Valor Econômico, EU& Fim de Semana, p. 18-19
15 de Ago de 2014

Quase brancos, quase pretos

Por Bruno Yutaka Saito
De São Paulo

"Contingente Yanomami" (2003), de Adriana Varejão, artista que inspirou a exposição "Histórias Mestiças"

Num momento em que exposições "blockbusters" levam um clima de parque de diversões a espaços culturais de São Paulo, "Histórias Mestiças" (a partir deste sábado no Instituto Tomie Ohtake) chega ao cenário com vocação de experimento social informal. Afinal, se a mostra anterior, "Yayoi Kusama - Obsessão Infinita", foi responsável pela maior visitação do local (522.136 pessoas) ao estimular o público a tirar alegres "selfies" com bolinhas coloridas, desta vez questões duras serão lançadas aos visitantes. Histórias de racismo, exclusão social e violência - a própria história do Brasil enfim -, nem sempre nos tradicionais tons coloridos que agradam o senso comum, são temas que entram na exposição.

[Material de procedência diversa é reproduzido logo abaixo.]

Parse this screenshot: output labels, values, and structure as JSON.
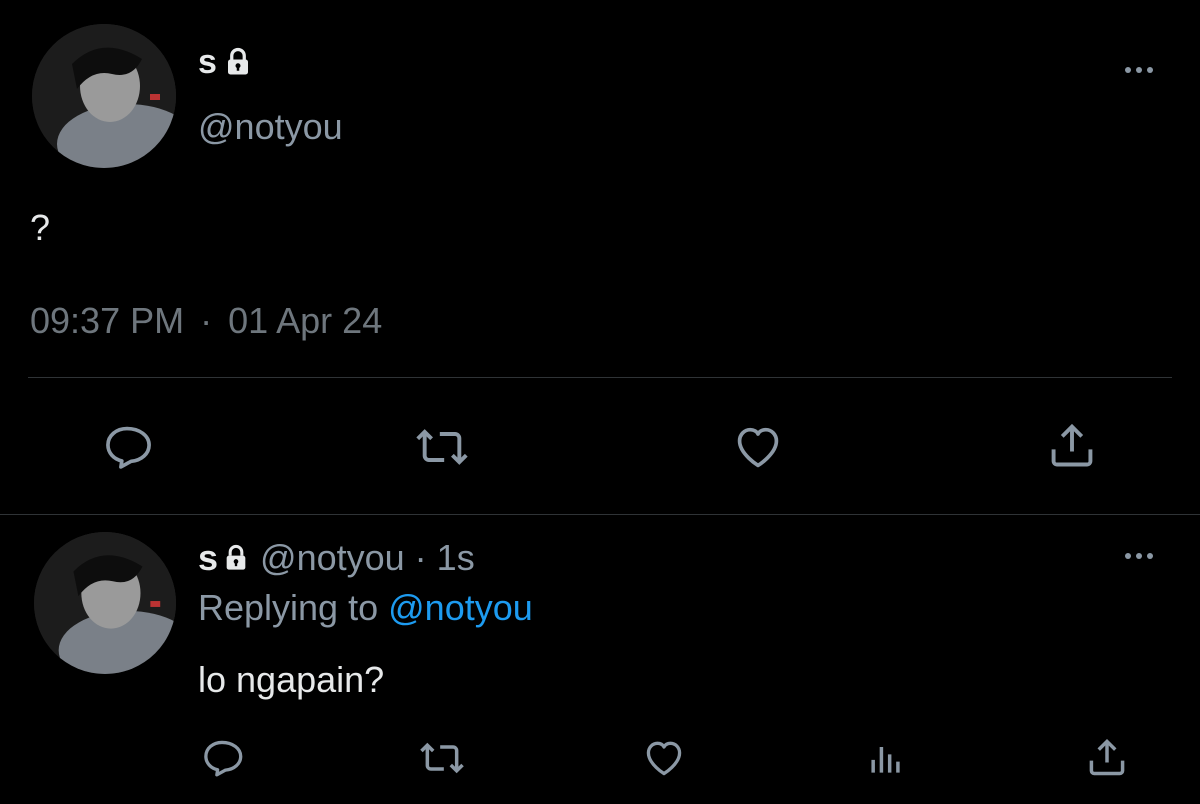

Quem se verá refletido e quantos vão, invertendo a expressão popular, oferecer a ferida ao dedo?
"Esta é uma exposição política", afirma Lilia Schwarcz, que divide a curadoria com Adriano Pedrosa. "É uma exposição que tem tudo a ver com o Brasil de hoje", completa Ricardo Ohtake, diretor do instituto. "Histórias Mestiças" busca promover um contato íntimo entre passado e presente, arte e documento, para colocar em chave crítica os processos de mestiçagem que deram forma à noção de nação brasileira. Diferentemente de exposições de teor pop, esta é de consumo mais lento, pois desafios aos confortáveis estereótipos que povoam o imaginário brasileiro serão lançados.

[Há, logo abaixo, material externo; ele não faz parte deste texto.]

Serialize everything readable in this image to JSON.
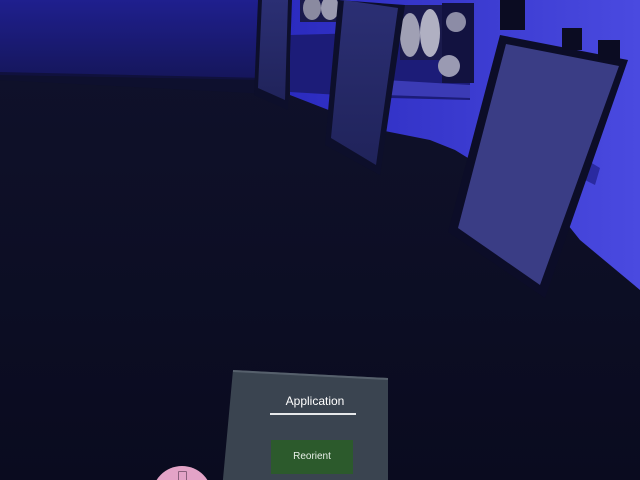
{
  "menu": {
    "title": "Application",
    "reorient_label": "Reorient"
  },
  "hand": {
    "icon": "tablet-icon"
  },
  "colors": {
    "floor": "#0b0d22",
    "wall": "#2a2ab0",
    "panel": "#3a4350",
    "button": "#2e5a2e",
    "hand": "#e7a3c8"
  }
}
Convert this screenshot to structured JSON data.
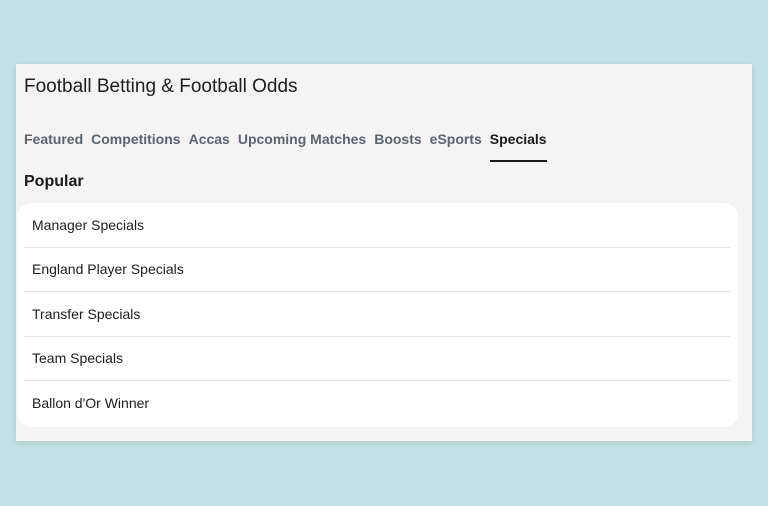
{
  "header": {
    "title": "Football Betting & Football Odds"
  },
  "tabs": [
    {
      "label": "Featured",
      "active": false
    },
    {
      "label": "Competitions",
      "active": false
    },
    {
      "label": "Accas",
      "active": false
    },
    {
      "label": "Upcoming Matches",
      "active": false
    },
    {
      "label": "Boosts",
      "active": false
    },
    {
      "label": "eSports",
      "active": false
    },
    {
      "label": "Specials",
      "active": true
    }
  ],
  "section": {
    "title": "Popular"
  },
  "items": [
    {
      "label": "Manager Specials"
    },
    {
      "label": "England Player Specials"
    },
    {
      "label": "Transfer Specials"
    },
    {
      "label": "Team Specials"
    },
    {
      "label": "Ballon d'Or Winner"
    }
  ],
  "colors": {
    "page_background": "#c4e1e6",
    "panel_background": "#f4f4f4",
    "active_tab": "#1a1a1a",
    "inactive_tab": "#5b6470"
  }
}
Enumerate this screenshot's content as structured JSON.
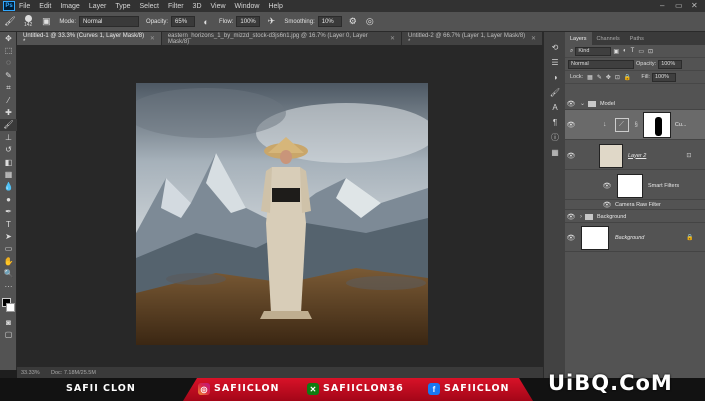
{
  "app": {
    "logo": "Ps"
  },
  "menu": [
    "File",
    "Edit",
    "Image",
    "Layer",
    "Type",
    "Select",
    "Filter",
    "3D",
    "View",
    "Window",
    "Help"
  ],
  "window_controls": [
    "–",
    "▭",
    "✕"
  ],
  "options": {
    "brush_size": "142",
    "mode_label": "Mode:",
    "mode_value": "Normal",
    "opacity_label": "Opacity:",
    "opacity_value": "65%",
    "flow_label": "Flow:",
    "flow_value": "100%",
    "smoothing_label": "Smoothing:",
    "smoothing_value": "10%"
  },
  "doc_tabs": [
    {
      "label": "Untitled-1 @ 33.3% (Curves 1, Layer Mask/8) *",
      "active": true
    },
    {
      "label": "eastern_horizons_1_by_mizzd_stock-d3js6n1.jpg @ 16.7% (Layer 0, Layer Mask/8)",
      "active": false
    },
    {
      "label": "Untitled-2 @ 66.7% (Layer 1, Layer Mask/8) *",
      "active": false
    }
  ],
  "status": {
    "zoom": "33.33%",
    "doc": "Doc: 7.18M/25.5M"
  },
  "panels": {
    "tabs": [
      "Layers",
      "Channels",
      "Paths"
    ],
    "kind": "Kind",
    "blend": "Normal",
    "opacity_label": "Opacity:",
    "opacity_value": "100%",
    "lock_label": "Lock:",
    "fill_label": "Fill:",
    "fill_value": "100%"
  },
  "layers": [
    {
      "name": "Model",
      "type": "group"
    },
    {
      "name": "Cu...",
      "type": "adjustment"
    },
    {
      "name": "Layer 2",
      "type": "smart"
    },
    {
      "name": "Smart Filters",
      "type": "filter"
    },
    {
      "name": "Camera Raw Filter",
      "type": "filter-item"
    },
    {
      "name": "Background",
      "type": "group"
    },
    {
      "name": "Background",
      "type": "background"
    }
  ],
  "banner": {
    "name": "SAFII CLON",
    "instagram": "SAFIICLON",
    "xbox": "SAFIICLON36",
    "facebook": "SAFIICLON",
    "watermark": "UiBQ.CoM"
  },
  "colors": {
    "accent": "#31a8ff",
    "banner_red": "#d81228"
  }
}
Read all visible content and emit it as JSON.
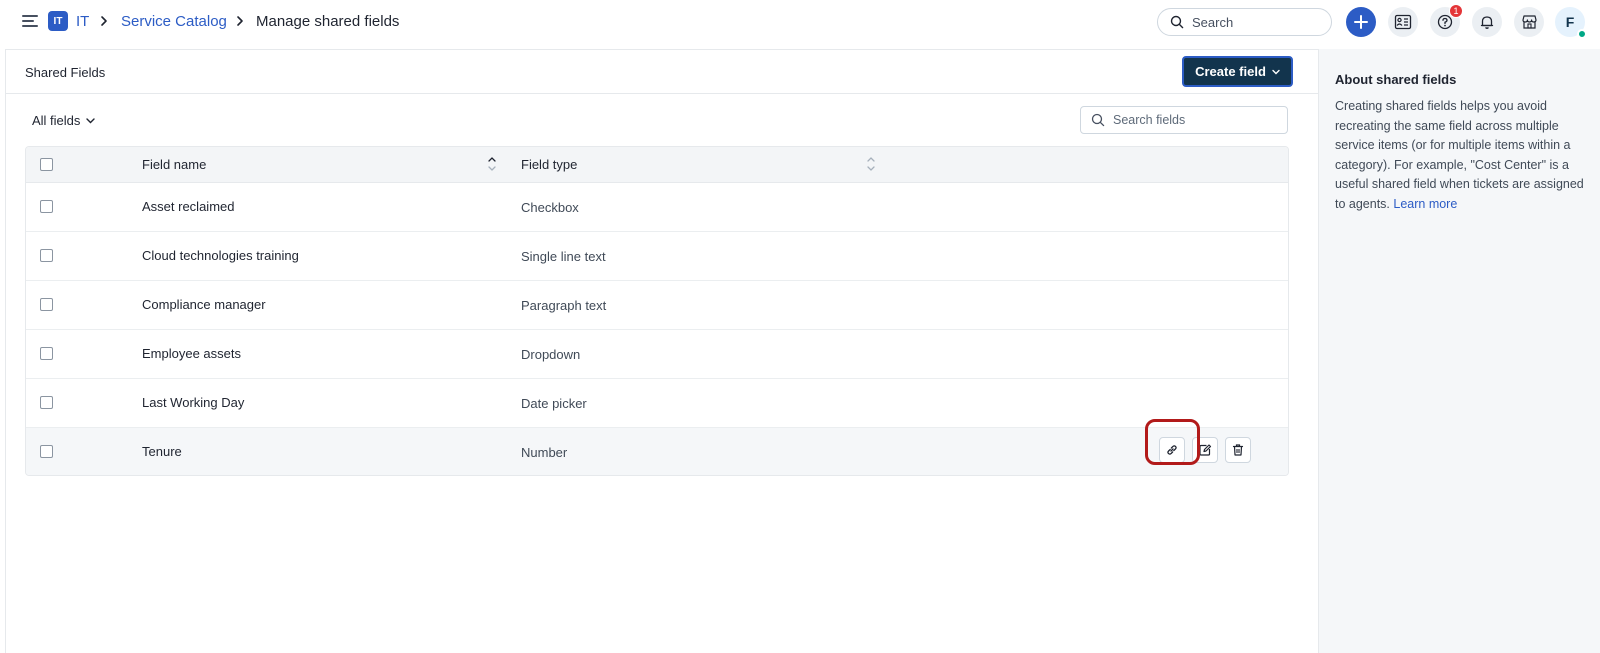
{
  "topbar": {
    "workspace_badge": "IT",
    "breadcrumb": [
      "IT",
      "Service Catalog",
      "Manage shared fields"
    ],
    "search_placeholder": "Search",
    "notification_count": "1",
    "avatar_initial": "F"
  },
  "subheader": {
    "title": "Shared Fields",
    "create_button": "Create field"
  },
  "filters": {
    "view_label": "All fields",
    "search_placeholder": "Search fields"
  },
  "table": {
    "columns": [
      "Field name",
      "Field type"
    ],
    "rows": [
      {
        "name": "Asset reclaimed",
        "type": "Checkbox"
      },
      {
        "name": "Cloud technologies training",
        "type": "Single line text"
      },
      {
        "name": "Compliance manager",
        "type": "Paragraph text"
      },
      {
        "name": "Employee assets",
        "type": "Dropdown"
      },
      {
        "name": "Last Working Day",
        "type": "Date picker"
      },
      {
        "name": "Tenure",
        "type": "Number"
      }
    ]
  },
  "side_panel": {
    "title": "About shared fields",
    "description": "Creating shared fields helps you avoid recreating the same field across multiple service items (or for multiple items within a category). For example, \"Cost Center\" is a useful shared field when tickets are assigned to agents. ",
    "link_text": "Learn more"
  },
  "colors": {
    "brand_blue": "#2c5cc5",
    "primary_dark": "#12344d",
    "highlight_red": "#b21a1a",
    "notification_red": "#e43538",
    "online_green": "#00a886"
  }
}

Cerca de 400 obras foram reunidas, provenientes de diferentes países e períodos, do século XVI aos dias atuais. Peças como urnas marajoaras, tangas ameríndias, máscaras e instrumentos de castigo para escravos dividem salas com obras de artistas acadêmicos, como Benedito Calixto e Pedro Américo, que reproduziam o status quo da dominação branca, passando pelo modernismo de Tarsila do Amaral e por obras realizadas especialmente para a exposição, de nomes como Adriana Varejão, Beatriz Milhazes e Luiz Zerbini, provocados a causar mais "fricções".

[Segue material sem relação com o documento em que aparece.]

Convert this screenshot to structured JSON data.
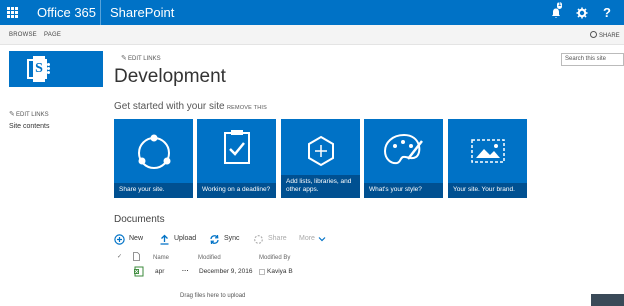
{
  "suite_bar": {
    "brand": "Office 365",
    "app_name": "SharePoint",
    "notification_count": "1",
    "help_glyph": "?",
    "icons": [
      "app-launcher-icon",
      "bell-icon",
      "gear-icon",
      "help-icon"
    ],
    "color": "#0072c6"
  },
  "ribbon": {
    "tabs": [
      "BROWSE",
      "PAGE"
    ],
    "share_label": "SHARE"
  },
  "search": {
    "placeholder": "Search this site"
  },
  "left_nav": {
    "edit_links": "EDIT LINKS",
    "items": [
      "Site contents"
    ]
  },
  "header": {
    "edit_links": "EDIT LINKS",
    "title": "Development"
  },
  "get_started": {
    "heading": "Get started with your site",
    "remove_label": "REMOVE THIS",
    "tiles": [
      {
        "caption": "Share your site.",
        "icon": "share-icon"
      },
      {
        "caption": "Working on a deadline?",
        "icon": "clipboard-check-icon"
      },
      {
        "caption": "Add lists, libraries, and other apps.",
        "icon": "add-apps-icon"
      },
      {
        "caption": "What's your style?",
        "icon": "palette-icon"
      },
      {
        "caption": "Your site. Your brand.",
        "icon": "picture-icon"
      }
    ]
  },
  "documents": {
    "title": "Documents",
    "commands": {
      "new": "New",
      "upload": "Upload",
      "sync": "Sync",
      "share": "Share",
      "more": "More"
    },
    "columns": {
      "name": "Name",
      "modified": "Modified",
      "modified_by": "Modified By"
    },
    "rows": [
      {
        "name": "apr",
        "modified": "December 9, 2016",
        "modified_by": "Kaviya B",
        "ellipsis": "..."
      }
    ],
    "drag_hint": "Drag files here to upload"
  }
}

Adriana, artista que tem uma obra calcada na mestiçagem, serviu como ponto de partida para a exposição. Tendo trabalhado anteriormente com Lilia e Pedrosa, ela notou que a dupla estuda temas semelhantes, "tinha tudo a ver", e fez as devidas apresentações. Historiadora e antropóloga, Lilia há anos vem estudando o tema em artigos, livros e exposições. Curador independente, Pedrosa costuma questionar noções eurocêntricas no mundo da arte - um Sul ampliado, o antes chamado Terceiro Mundo, é seu terreno. Uma de suas primeiras exposições de repercussão foi a Bienal de São Paulo de 1998, quando trabalhou como curador-adjunto de Paulo Herkenhoff. Foi a "Bienal da antropofagia", que já discutia questões de identidade nacional.
"Na arte, a visão canônica é a visão europeia. 'Histórias Mestiças' é uma tentativa de dizer que é preciso mostrar outras perspectivas, outras interpretações", diz Lilia. Assim, a exposição não está falando da mestiçagem sob o ponto de vista da "democracia racial", do "mito das três raças", tão cultivado quando negado, mas propagado com certo orgulho até hoje (vide a cerimônia de abertura da recente Copa do Mundo). O índio, o branco e o negro não são categorias estanques, divididas em salas.
São sete núcleos que têm o cuidado de contornar noções ocidentais de relação com o mundo: "Máscaras e Retratos", "Trilhas e Mapas" (faz parte deste segmento um mapa elaborado pelo historiador Alberto da Costa e Silva mostrando como era o tráfico de escravos dentro do continente africano), "Ritos e Religiões", "Tramas e Grafismos", "Emblemas Nacionais e Cosmologias", "Trabalho" e "Encontros e Desencontros". "Nós, ocidentais, produzimos história, ciência, filosofia etc. Eles produzem o quê? Mitos, crenças. A nossa compreensão já é hierarquizada", afirma Lilia.
"Libertação dos Escravos" (1889), de Pedro Américo, famosa representação ideológica da abolição como presente de figuras angelicais brancas a negros passivos, está próxima de trabalhos como "A Primeira Missa" (2014), de Luiz Zerbini, mostrando que a liberdade não foi algo tão simples, e não veio sem dor. Em outra sala, tecidos africanos com grafismos dividem espaço com registros de grafismos corporais e obras do neoconcretismo.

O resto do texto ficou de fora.